The report identifies the Islamic terrorist haven of Somalia as being one of the nations from which the illegal U.S. bound border-crossers are originating.
The UN Threat Assessment—which refers to illegal aliens as “irregular migrants”—states:
Central Americans are not the only ones being smuggled through Mexico to the United States. Irregular migrants from the Horn of Africa (Eritrea, Somalia, and Ethiopia), as well as South Asia (Bangladesh, Nepal, India), China, and other African and Asian states are being smuggled through Central America.
The National Counter-Terrorism Center (NCTC), which serves as the primary organization in the United States Government for integrating and analyzing all intelligence pertaining to counterterrorism, states that much of Somalia was taken over by Al-Shabaab, the militant wing of the Somali Council of Islamic Courts, before it entered a phase of on-and-off control of various key regions of the failed nation.
Similarly, the nonpartisan Council on Foreign Relations' in-depth analysis of Somalia states:
Its porous borders mean that individuals can enter without visas, and once inside the country, enjoy an almost complete lack of law enforcement.
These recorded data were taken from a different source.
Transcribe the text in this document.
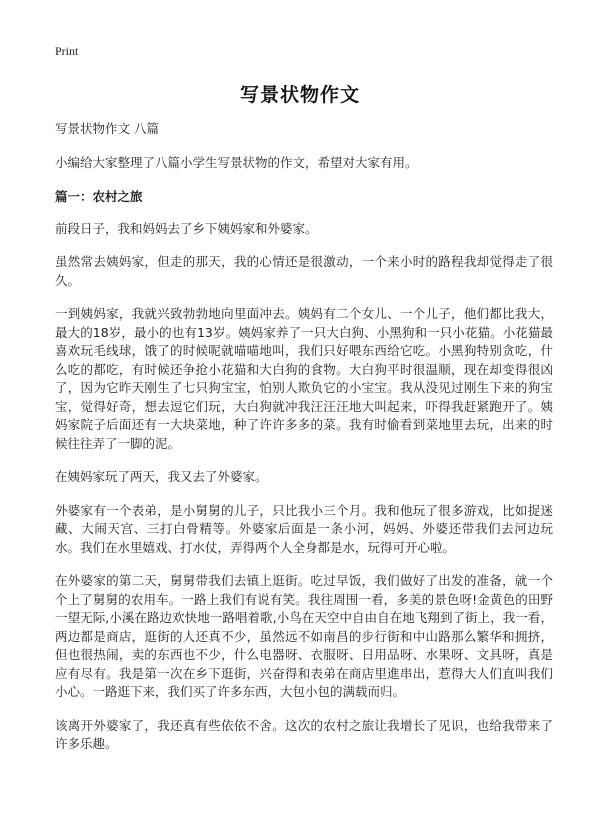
Print
写景状物作文
写景状物作文 八篇

小编给大家整理了八篇小学生写景状物的作文，希望对大家有用。

篇一：农村之旅

前段日子，我和妈妈去了乡下姨妈家和外婆家。

虽然常去姨妈家，但走的那天，我的心情还是很激动，一个来小时的路程我却觉得走了很久。

一到姨妈家，我就兴致勃勃地向里面冲去。姨妈有二个女儿、一个儿子，他们都比我大，最大的18岁，最小的也有13岁。姨妈家养了一只大白狗、小黑狗和一只小花猫。小花猫最喜欢玩毛线球，饿了的时候呢就喵喵地叫，我们只好喂东西给它吃。小黑狗特别贪吃，什么吃的都吃，有时候还争抢小花猫和大白狗的食物。大白狗平时很温顺，现在却变得很凶了，因为它昨天刚生了七只狗宝宝，怕别人欺负它的小宝宝。我从没见过刚生下来的狗宝宝，觉得好奇，想去逗它们玩，大白狗就冲我汪汪汪地大叫起来，吓得我赶紧跑开了。姨妈家院子后面还有一大块菜地，种了许许多多的菜。我有时偷看到菜地里去玩，出来的时候往往弄了一脚的泥。

在姨妈家玩了两天，我又去了外婆家。

外婆家有一个表弟，是小舅舅的儿子，只比我小三个月。我和他玩了很多游戏，比如捉迷藏、大闹天宫、三打白骨精等。外婆家后面是一条小河，妈妈、外婆还带我们去河边玩水。我们在水里嬉戏、打水仗，弄得两个人全身都是水，玩得可开心啦。

在外婆家的第二天，舅舅带我们去镇上逛街。吃过早饭，我们做好了出发的准备，就一个个上了舅舅的农用车。一路上我们有说有笑。我往周围一看，多美的景色呀!金黄色的田野一望无际,小溪在路边欢快地一路唱着歌,小鸟在天空中自由自在地飞翔到了街上，我一看，两边都是商店，逛街的人还真不少，虽然远不如南昌的步行街和中山路那么繁华和拥挤，但也很热闹，卖的东西也不少，什么电器呀、衣服呀、日用品呀、水果呀、文具呀，真是应有尽有。我是第一次在乡下逛街，兴奋得和表弟在商店里進串出，惹得大人们直叫我们小心。一路逛下来，我们买了许多东西，大包小包的满载而归。

该离开外婆家了，我还真有些依依不舍。这次的农村之旅让我增长了见识，也给我带来了许多乐趣。
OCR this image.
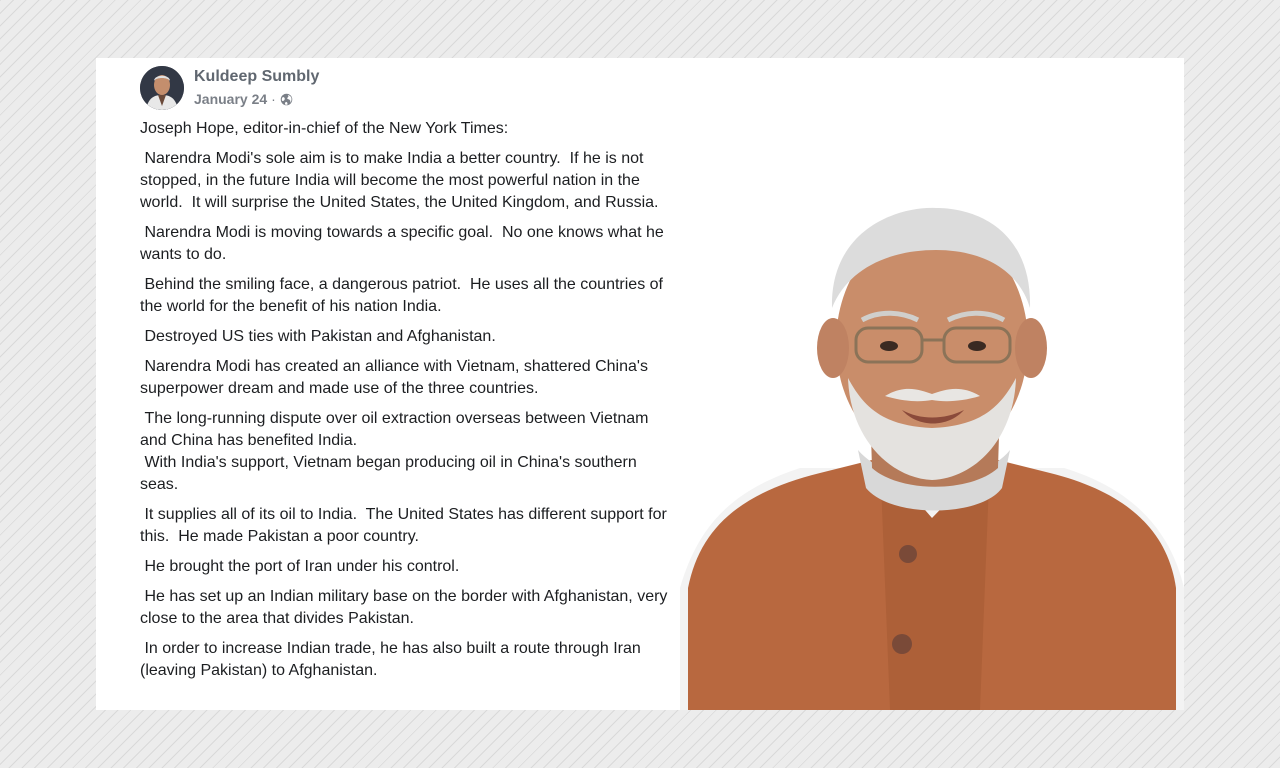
Kuldeep Sumbly
January 24 ·

Joseph Hope, editor-in-chief of the New York Times:

Narendra Modi's sole aim is to make India a better country.  If he is not stopped, in the future India will become the most powerful nation in the world.  It will surprise the United States, the United Kingdom, and Russia.

Narendra Modi is moving towards a specific goal.  No one knows what he wants to do.

Behind the smiling face, a dangerous patriot.  He uses all the countries of the world for the benefit of his nation India.

Destroyed US ties with Pakistan and Afghanistan.

Narendra Modi has created an alliance with Vietnam, shattered China's superpower dream and made use of the three countries.

The long-running dispute over oil extraction overseas between Vietnam and China has benefited India.
With India's support, Vietnam began producing oil in China's southern seas.

It supplies all of its oil to India.  The United States has different support for this.  He made Pakistan a poor country.

He brought the port of Iran under his control.

He has set up an Indian military base on the border with Afghanistan, very close to the area that divides Pakistan.

In order to increase Indian trade, he has also built a route through Iran (leaving Pakistan) to Afghanistan.
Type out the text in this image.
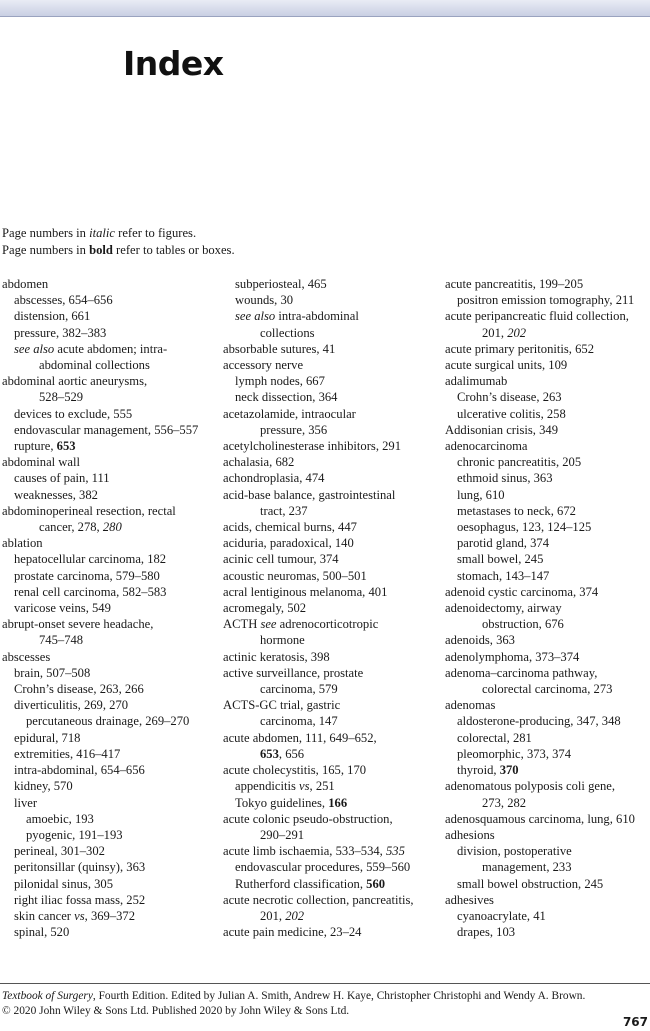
Index
Page numbers in italic refer to figures.
Page numbers in bold refer to tables or boxes.
abdomen
abscesses, 654–656
distension, 661
pressure, 382–383
see also acute abdomen; intra-
abdominal collections
abdominal aortic aneurysms,
528–529
devices to exclude, 555
endovascular management, 556–557
rupture, 653
abdominal wall
causes of pain, 111
weaknesses, 382
abdominoperineal resection, rectal
cancer, 278, 280
ablation
hepatocellular carcinoma, 182
prostate carcinoma, 579–580
renal cell carcinoma, 582–583
varicose veins, 549
abrupt-onset severe headache,
745–748
abscesses
brain, 507–508
Crohn’s disease, 263, 266
diverticulitis, 269, 270
percutaneous drainage, 269–270
epidural, 718
extremities, 416–417
intra-abdominal, 654–656
kidney, 570
liver
amoebic, 193
pyogenic, 191–193
perineal, 301–302
peritonsillar (quinsy), 363
pilonidal sinus, 305
right iliac fossa mass, 252
skin cancer vs, 369–372
spinal, 520
subperiosteal, 465
wounds, 30
see also intra-abdominal
collections
absorbable sutures, 41
accessory nerve
lymph nodes, 667
neck dissection, 364
acetazolamide, intraocular
pressure, 356
acetylcholinesterase inhibitors, 291
achalasia, 682
achondroplasia, 474
acid-base balance, gastrointestinal
tract, 237
acids, chemical burns, 447
aciduria, paradoxical, 140
acinic cell tumour, 374
acoustic neuromas, 500–501
acral lentiginous melanoma, 401
acromegaly, 502
ACTH see adrenocorticotropic
hormone
actinic keratosis, 398
active surveillance, prostate
carcinoma, 579
ACTS-GC trial, gastric
carcinoma, 147
acute abdomen, 111, 649–652,
653, 656
acute cholecystitis, 165, 170
appendicitis vs, 251
Tokyo guidelines, 166
acute colonic pseudo-obstruction,
290–291
acute limb ischaemia, 533–534, 535
endovascular procedures, 559–560
Rutherford classification, 560
acute necrotic collection, pancreatitis,
201, 202
acute pain medicine, 23–24
acute pancreatitis, 199–205
positron emission tomography, 211
acute peripancreatic fluid collection,
201, 202
acute primary peritonitis, 652
acute surgical units, 109
adalimumab
Crohn’s disease, 263
ulcerative colitis, 258
Addisonian crisis, 349
adenocarcinoma
chronic pancreatitis, 205
ethmoid sinus, 363
lung, 610
metastases to neck, 672
oesophagus, 123, 124–125
parotid gland, 374
small bowel, 245
stomach, 143–147
adenoid cystic carcinoma, 374
adenoidectomy, airway
obstruction, 676
adenoids, 363
adenolymphoma, 373–374
adenoma–carcinoma pathway,
colorectal carcinoma, 273
adenomas
aldosterone-producing, 347, 348
colorectal, 281
pleomorphic, 373, 374
thyroid, 370
adenomatous polyposis coli gene,
273, 282
adenosquamous carcinoma, lung, 610
adhesions
division, postoperative
management, 233
small bowel obstruction, 245
adhesives
cyanoacrylate, 41
drapes, 103
Textbook of Surgery, Fourth Edition. Edited by Julian A. Smith, Andrew H. Kaye, Christopher Christophi and Wendy A. Brown.
© 2020 John Wiley & Sons Ltd. Published 2020 by John Wiley & Sons Ltd.
767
Somalia has long served as a passageway from Africa to the Middle East based on its coastal location on the Horn of Africa, just a boat ride away from Yemen. These aspects make Somalia a desirable haven for transnational terrorists, something Al-Qaeda has tried to capitalize on before, and is trying again now.
The UN report reveals that it costs approximately $7,500 for an individual to reach the U.S. from Somalia illegally. The report further reveals that once someone from Africa or Asia enters Central America, their journey into the U.S. follows the same paths and methods used by Mexicans to enter the U.S. illegally.